JWST’s view of the Carina Nebula is astounding. In a pre-release press conference, Pam Melroy, NASA deputy administrator and retired astronaut, said, “What I have seen just moved me, as a scientist, as an engineer, and as a human being.” I’m not certain which of the images she was referring to, but my money would be on the Carina Nebula.

It’s not just that it’s beautiful. In this image, we see dusty, gaseous tendrils being slowly carved away by the radiation of bright nearby stars, while within their depths protostars are just beginning to form. Where Hubble’s view showed us the edges of the clouds, JWST lets us peer within, to watch the process of creation as it happens, to see, like never before, how new light is born from the stuff of the stars.

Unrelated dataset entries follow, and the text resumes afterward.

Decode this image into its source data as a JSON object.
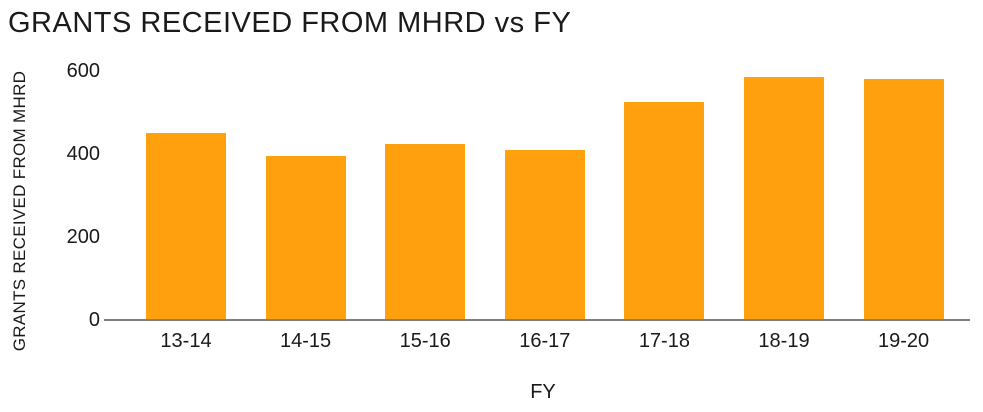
{
  "chart_data": {
    "type": "bar",
    "title": "GRANTS RECEIVED FROM MHRD vs FY",
    "xlabel": "FY",
    "ylabel": "GRANTS RECEIVED FROM MHRD",
    "categories": [
      "13-14",
      "14-15",
      "15-16",
      "16-17",
      "17-18",
      "18-19",
      "19-20"
    ],
    "values": [
      450,
      395,
      425,
      410,
      525,
      585,
      580
    ],
    "yticks": [
      0,
      200,
      400,
      600
    ],
    "ylim": [
      0,
      600
    ],
    "grid": false,
    "legend": false,
    "bar_color": "#FFA00F",
    "axis_line_color": "#7F7F7F",
    "text_color": "#1A1A1A"
  }
}
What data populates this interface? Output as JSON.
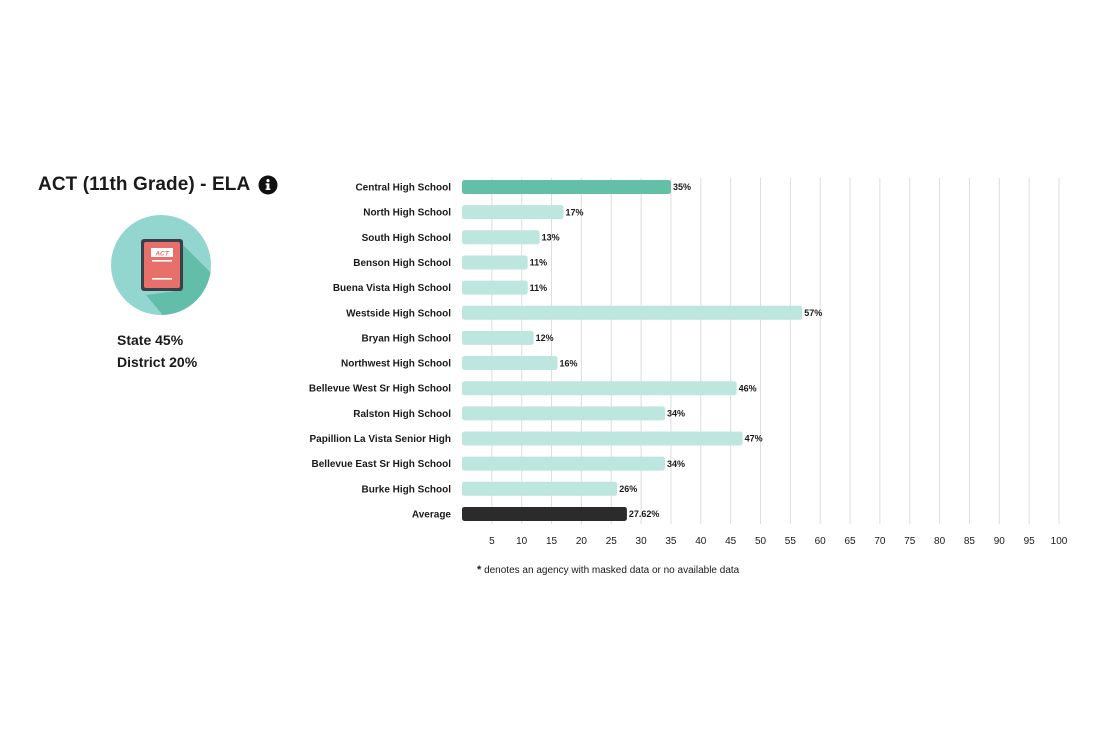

We came from that. We are made of that. This is our cosmic origin story, viewed 8,000 light-years away, in another part of the Galaxy, but, nonetheless, entirely ours.

The images in this first data release were from JWST’s first week as a fully functioning science instrument. Soon, we should have new views of our Solar System. In a few weeks, we’ll have data from countless untouched corners of the cosmos. In a few years, I fully expect our understanding of stars and galaxies and the evolution of the Universe will be completely and irrevocably changed.

In the meantime, we all have a lot to process. The JWST team continues to schedule observations, download data, and maintain the engineering marvel that is this new and powerful machine. Observational astronomers around the world are analysing these first images to tease out new insights into their favourite astrophysical processes.

And I, a theorist whose professional life revolves around equations and lines of code, am still staring at that little fluffy galaxy, wondering if anyone living in it has seen the Universe as we humans have today, and if they know how beautiful their home looks from afar.